General Guidelines
What material is the crown made of?
Wood – Cope (unless painting)
MDF – Miter
Will the crown be stained or painted?
Stain – Cope
Paint – Miter
Adjusting for out of plumb?
Not a lot you can do about the ceiling except use a sander to trim the back of the crown or if it’s a lighter material bend it to position.
Coping, closing your corners?
Cope the crown in position. If you’re laying it flat then the top corners will never match because you’re ignoring the spring angle when coping.
92 degree wall – How to measure Miter?
Assuming you’re using a crown jig (otherwise becomes compound angles) you have the crown body to your left meaning you’re cutting the right edge of the crown.
The actual angle that you’re dealing with is 360 degrees, but your saw and the walls reduce it to a manageable 270/180/90. 270 is an outside corner, 180 is a flat wall and 90 is an inside corner.
Now picture a circle, a pizza works well for this. If the wall is greedy it takes up most of the pizza, leaving you with one quarter or 90 degrees. If the wall is a nice guy then it leaves you most of the pizza or 270 degrees.
The miter saw lets you decide if the wall should get most of the pizza or if you should. Equal (0 degree miter) is a flat cut. Unless you’re coping, sadly you’ll never use this setting, but then again life is rarely fair for you or walls.

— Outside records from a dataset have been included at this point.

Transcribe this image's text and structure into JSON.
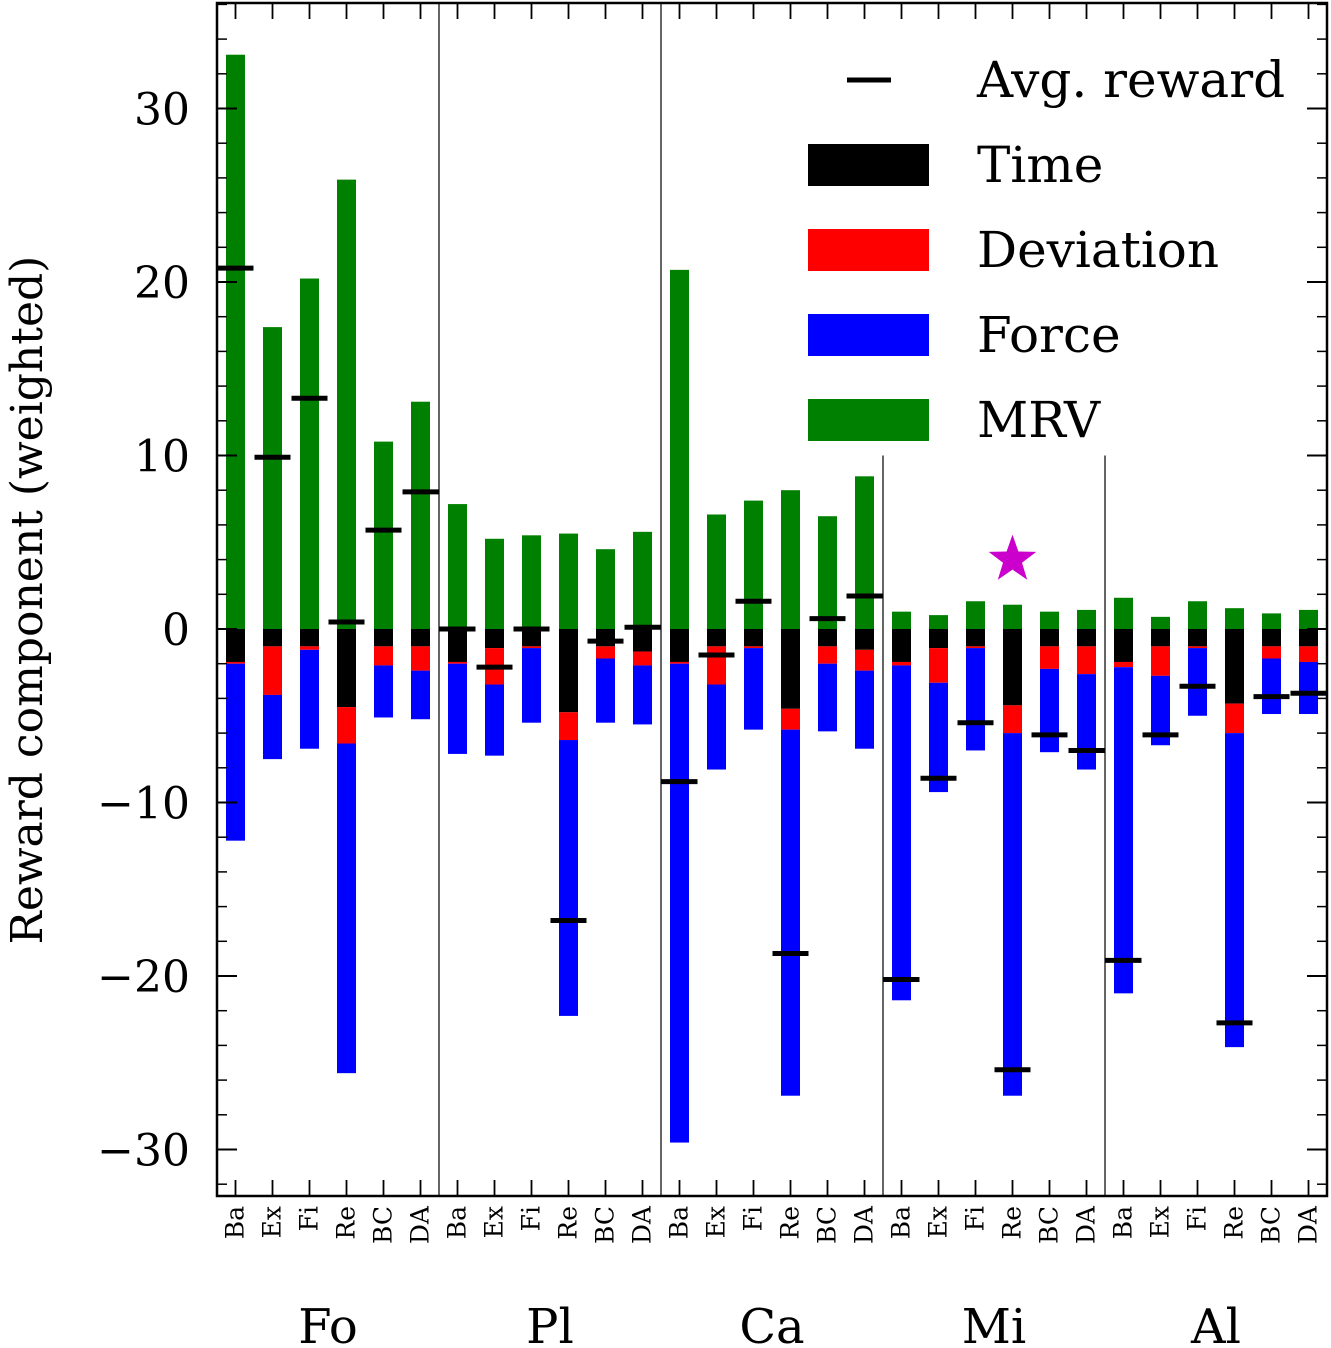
{
  "chart_data": {
    "type": "bar",
    "stacked": true,
    "ylabel": "Reward component (weighted)",
    "ylim": [
      -32.5,
      36
    ],
    "yticks": [
      -30,
      -20,
      -10,
      0,
      10,
      20,
      30
    ],
    "ytick_labels": [
      "−30",
      "−20",
      "−10",
      "0",
      "10",
      "20",
      "30"
    ],
    "grid": false,
    "legend_position": "top-right",
    "groups": [
      "Fo",
      "Pl",
      "Ca",
      "Mi",
      "Al"
    ],
    "methods": [
      "Ba",
      "Ex",
      "Fi",
      "Re",
      "BC",
      "DA"
    ],
    "legend": [
      {
        "key": "avg",
        "label": "Avg. reward",
        "color": "#000000",
        "marker": "dash"
      },
      {
        "key": "time",
        "label": "Time",
        "color": "#000000"
      },
      {
        "key": "deviation",
        "label": "Deviation",
        "color": "#ff0000"
      },
      {
        "key": "force",
        "label": "Force",
        "color": "#0000ff"
      },
      {
        "key": "mrv",
        "label": "MRV",
        "color": "#008000"
      }
    ],
    "bars": [
      {
        "group": "Fo",
        "method": "Ba",
        "mrv": 33.1,
        "time": 1.9,
        "deviation": 0.1,
        "force": 10.2,
        "avg": 20.8
      },
      {
        "group": "Fo",
        "method": "Ex",
        "mrv": 17.4,
        "time": 1.0,
        "deviation": 2.8,
        "force": 3.7,
        "avg": 9.9
      },
      {
        "group": "Fo",
        "method": "Fi",
        "mrv": 20.2,
        "time": 1.0,
        "deviation": 0.2,
        "force": 5.7,
        "avg": 13.3
      },
      {
        "group": "Fo",
        "method": "Re",
        "mrv": 25.9,
        "time": 4.5,
        "deviation": 2.1,
        "force": 19.0,
        "avg": 0.4
      },
      {
        "group": "Fo",
        "method": "BC",
        "mrv": 10.8,
        "time": 1.0,
        "deviation": 1.1,
        "force": 3.0,
        "avg": 5.7
      },
      {
        "group": "Fo",
        "method": "DA",
        "mrv": 13.1,
        "time": 1.0,
        "deviation": 1.4,
        "force": 2.8,
        "avg": 7.9
      },
      {
        "group": "Pl",
        "method": "Ba",
        "mrv": 7.2,
        "time": 1.9,
        "deviation": 0.1,
        "force": 5.2,
        "avg": 0.0
      },
      {
        "group": "Pl",
        "method": "Ex",
        "mrv": 5.2,
        "time": 1.1,
        "deviation": 2.1,
        "force": 4.1,
        "avg": -2.2
      },
      {
        "group": "Pl",
        "method": "Fi",
        "mrv": 5.4,
        "time": 1.0,
        "deviation": 0.1,
        "force": 4.3,
        "avg": 0.0
      },
      {
        "group": "Pl",
        "method": "Re",
        "mrv": 5.5,
        "time": 4.8,
        "deviation": 1.6,
        "force": 15.9,
        "avg": -16.8
      },
      {
        "group": "Pl",
        "method": "BC",
        "mrv": 4.6,
        "time": 1.0,
        "deviation": 0.7,
        "force": 3.7,
        "avg": -0.7
      },
      {
        "group": "Pl",
        "method": "DA",
        "mrv": 5.6,
        "time": 1.3,
        "deviation": 0.8,
        "force": 3.4,
        "avg": 0.1
      },
      {
        "group": "Ca",
        "method": "Ba",
        "mrv": 20.7,
        "time": 1.9,
        "deviation": 0.1,
        "force": 27.6,
        "avg": -8.8
      },
      {
        "group": "Ca",
        "method": "Ex",
        "mrv": 6.6,
        "time": 1.0,
        "deviation": 2.2,
        "force": 4.9,
        "avg": -1.5
      },
      {
        "group": "Ca",
        "method": "Fi",
        "mrv": 7.4,
        "time": 1.0,
        "deviation": 0.1,
        "force": 4.7,
        "avg": 1.6
      },
      {
        "group": "Ca",
        "method": "Re",
        "mrv": 8.0,
        "time": 4.6,
        "deviation": 1.2,
        "force": 21.1,
        "avg": -18.7
      },
      {
        "group": "Ca",
        "method": "BC",
        "mrv": 6.5,
        "time": 1.0,
        "deviation": 1.0,
        "force": 3.9,
        "avg": 0.6
      },
      {
        "group": "Ca",
        "method": "DA",
        "mrv": 8.8,
        "time": 1.2,
        "deviation": 1.2,
        "force": 4.5,
        "avg": 1.9
      },
      {
        "group": "Mi",
        "method": "Ba",
        "mrv": 1.0,
        "time": 1.9,
        "deviation": 0.2,
        "force": 19.3,
        "avg": -20.2
      },
      {
        "group": "Mi",
        "method": "Ex",
        "mrv": 0.8,
        "time": 1.1,
        "deviation": 2.0,
        "force": 6.3,
        "avg": -8.6
      },
      {
        "group": "Mi",
        "method": "Fi",
        "mrv": 1.6,
        "time": 1.0,
        "deviation": 0.1,
        "force": 5.9,
        "avg": -5.4
      },
      {
        "group": "Mi",
        "method": "Re",
        "mrv": 1.4,
        "time": 4.4,
        "deviation": 1.6,
        "force": 20.9,
        "avg": -25.4
      },
      {
        "group": "Mi",
        "method": "BC",
        "mrv": 1.0,
        "time": 1.0,
        "deviation": 1.3,
        "force": 4.8,
        "avg": -6.1
      },
      {
        "group": "Mi",
        "method": "DA",
        "mrv": 1.1,
        "time": 1.0,
        "deviation": 1.6,
        "force": 5.5,
        "avg": -7.0
      },
      {
        "group": "Al",
        "method": "Ba",
        "mrv": 1.8,
        "time": 1.9,
        "deviation": 0.3,
        "force": 18.8,
        "avg": -19.1
      },
      {
        "group": "Al",
        "method": "Ex",
        "mrv": 0.7,
        "time": 1.0,
        "deviation": 1.7,
        "force": 4.0,
        "avg": -6.1
      },
      {
        "group": "Al",
        "method": "Fi",
        "mrv": 1.6,
        "time": 1.0,
        "deviation": 0.1,
        "force": 3.9,
        "avg": -3.3
      },
      {
        "group": "Al",
        "method": "Re",
        "mrv": 1.2,
        "time": 4.3,
        "deviation": 1.7,
        "force": 18.1,
        "avg": -22.7
      },
      {
        "group": "Al",
        "method": "BC",
        "mrv": 0.9,
        "time": 1.0,
        "deviation": 0.7,
        "force": 3.2,
        "avg": -3.9
      },
      {
        "group": "Al",
        "method": "DA",
        "mrv": 1.1,
        "time": 1.0,
        "deviation": 0.9,
        "force": 3.0,
        "avg": -3.7
      }
    ],
    "annotations": [
      {
        "type": "star",
        "group": "Mi",
        "method": "Re",
        "y": 4.0,
        "color": "#cc00cc"
      }
    ]
  }
}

The bulk of your work piece is to your left, meaning it will occupy the right side of an angle. We’ll stick with the pizza thing because it’s near lunch. So, the pizza is to your left and you want to be a nice guy so you give most of the pie to the wall by moving the miter to the left. If you’re feeling like a jerk then take most of it by moving the miter to the right. The exact opposite is true if the pizza is to your right, left to take more and right to take less.
At this time I suggest using a mimetic to help yourself out. I don’t have a good one so you can just scream “screw you wall” if you’re going to take most of the pizza (outside corner) or “okay, this time you get it all” if you’re giving the wall most of it (inside corner)
So, joking aside your angles are either 90 degrees of the circle representing an inside corner or 270 degrees for an outside. A flat piece is always 180. You’re either subtracting from that 180 to make an inside corner or adding to make an outside.
A perfect outside corner is 180+90 = 270
A perfect inside corner is 180-90=90
So if your inside wall is a little open, say the 92 degrees you had, the angle is 180-92=88. Divided by 2 your miter angle is 44. If the wall is just a bit closed, say 88 degrees then that angle becomes 46.
Outside corners work in the exact opposite direction. A slightly smaller than 90 degree wall means you need a bit more to 180 to make the angle fit. An outside corner that shows on a protractor as 88 degrees means the actual angle is 360-88 (occupied space) so 272. 180 is always fixed so 272-180=92. Divide that by two and you get a miter angle of 46 degrees. A corner that is a bit fatter decreases the cut angle to 44.
Other things to consider
If you’re using a painted pine or mdf you can always use caulk to close mitered joints. If it’s a stained wood things are a little more delicate. You can use stainable wood filler or a filler stick, but your corners have to allow for minor wood movement. Also, with an imperfect cope you still get one great view angle and one so-so angle. With an imperfect miter you get nothing but bad viewing angles.